Hash Join applies a hash function to the join key to create a Hash Table and then performs the join. Generally, the table with fewer rows is set as the Build Table to construct the hash table, then the table with more rows is set as the Probe Table and traversed only once while looking up join keys in the hash table. Unlike Sort Merge Join, it has the advantage that join key sorting is not required, but has the disadvantage that it can only be used for Equality Join (=).

[Build] Departments → Hash Table (key: id)
  10 → Engineering
  20 → Marketing
  30 → HR
  40 → Unassigned

[Probe] Employees (dept_id)
  Alice(10)   → lookup 10     → O
  Bob(10)     → lookup 10     → O
  Coral(20)   → lookup 20     → O
  Eve(20)     → lookup 20     → O
  Dave(30)    → lookup 30     → O
  Ssup(NULL)  → lookup NULL   → X
[Text 5] Hash Join Process

[Text 5] shows the Hash Join process assuming the Departments table as the Build Table and the Employees table as the Probe Table based on the dataset in [Figure 1]. In the build phase, a hash table is created with Departments.id as the hash key, and in the probe phase, the hash table is looked up with dept_id for each row of Employees. Only the hash table is newly created in the build phase; the Probe Table is not created separately and the original table is scanned once.

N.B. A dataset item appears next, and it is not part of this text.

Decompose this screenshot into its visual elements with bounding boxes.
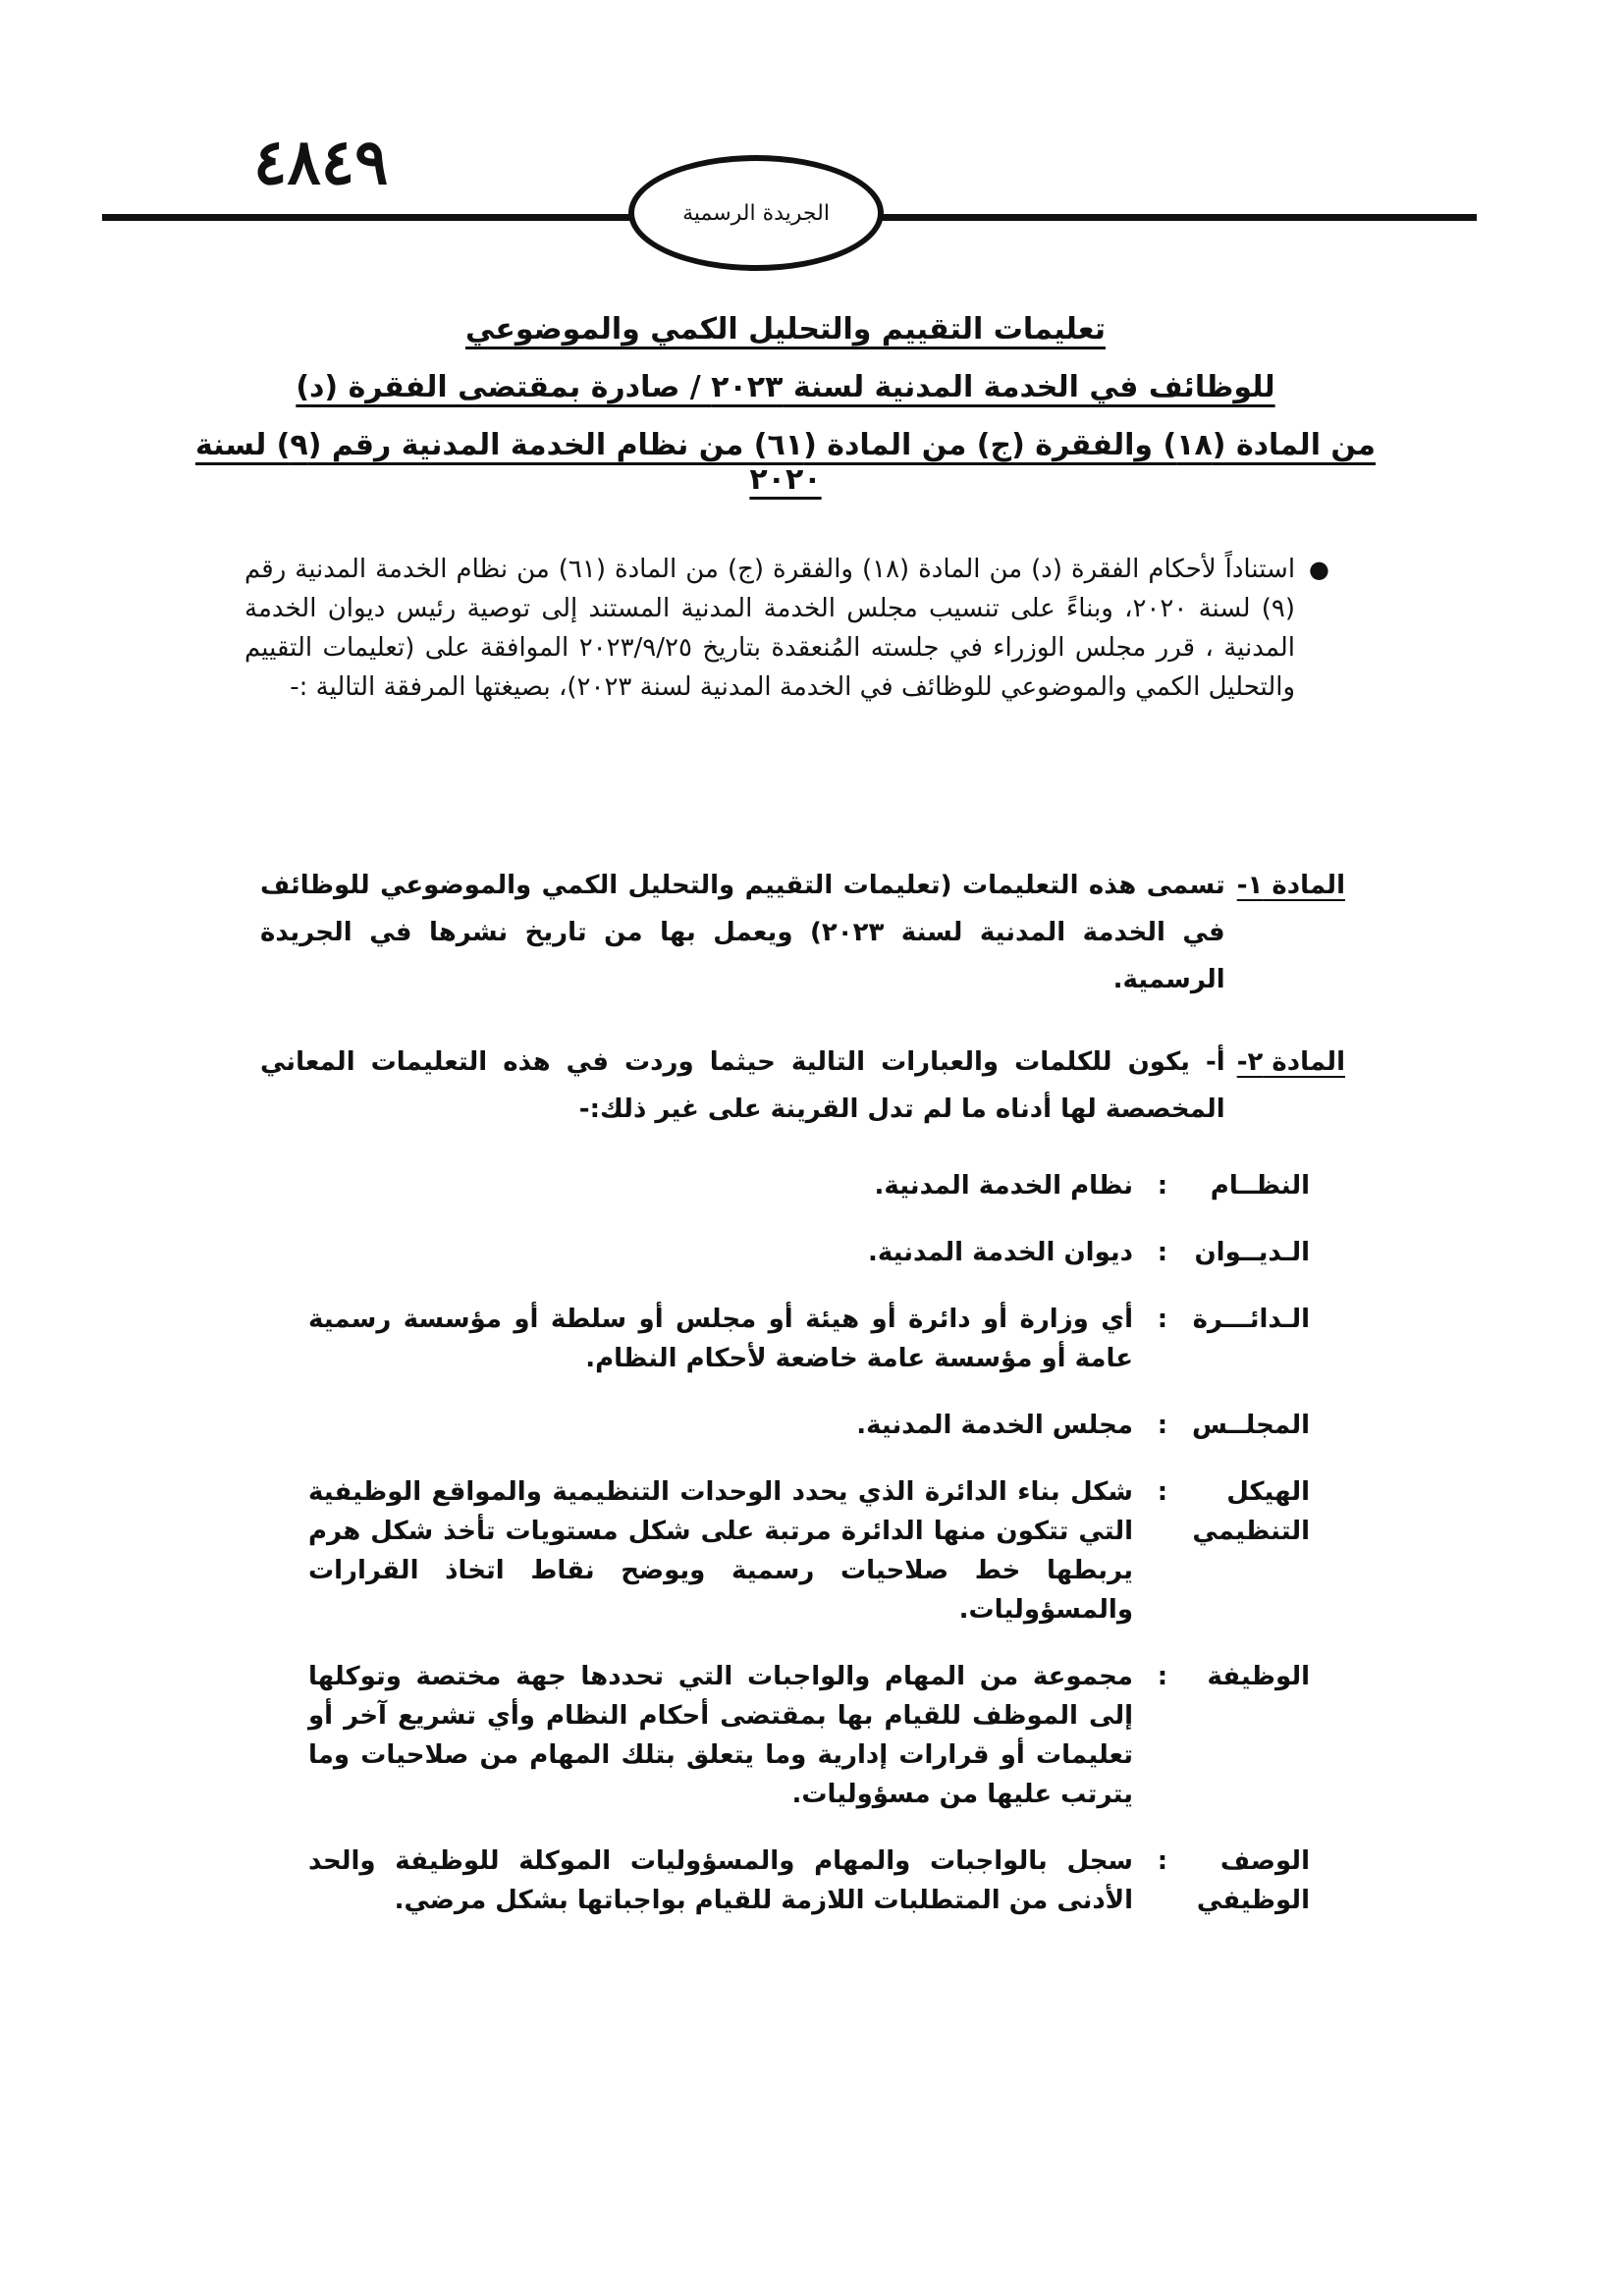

The hash table is basically created in memory, and when memory is insufficient, the disk temporary area can be used similarly to spill in Sort Merge Join. Hash Join is close to O(N + M) with each table scanned once in build and probe, but hash table creation cost and memory usage are added. Because Hash Join matches through hash lookup without sorting, it is often selected for large-scale table joins in Equality Join, and the Optimizer decides Build Table/Probe Table and whether to use Hash Join based on statistics.

1.2.4. Join Algorithm Comparison

Nested Loop JoinSort Merge JoinHash Join
Join Key SortNot requiredRequiredNot required
Join ConditionEquality, Non-equalityMainly Equality (=)Equality (=) only
Table TraversalInner repeated per Outer rowEach table onceBuild table once + Probe table once
I/O PatternRandom I/O with Index Nested LoopSequential I/O in merge phaseBuild·Probe Sequential Scan
Time ComplexityO(N × M) (improved with Index)O(N log N + M log M) + O(N + M)O(N + M)
Additional CostInner table index dependencySort, SpillHash table creation, Memory, Spill
Favorable CasesSmall tables, well-indexedLarge scale, sorted input (Index Scan) usableLarge-scale Equality Join
[Table 1] Join Algorithm Comparison

[Table 1] compares join algorithms. The DB Optimizer generally tends to choose Nested Loop Join for small table joins, Hash Join for large-scale Equality Join, and Sort Merge Join for large-scale joins where sorted input can be utilized. Actual selection varies depending on DB type, statistics, memory settings, and join conditions.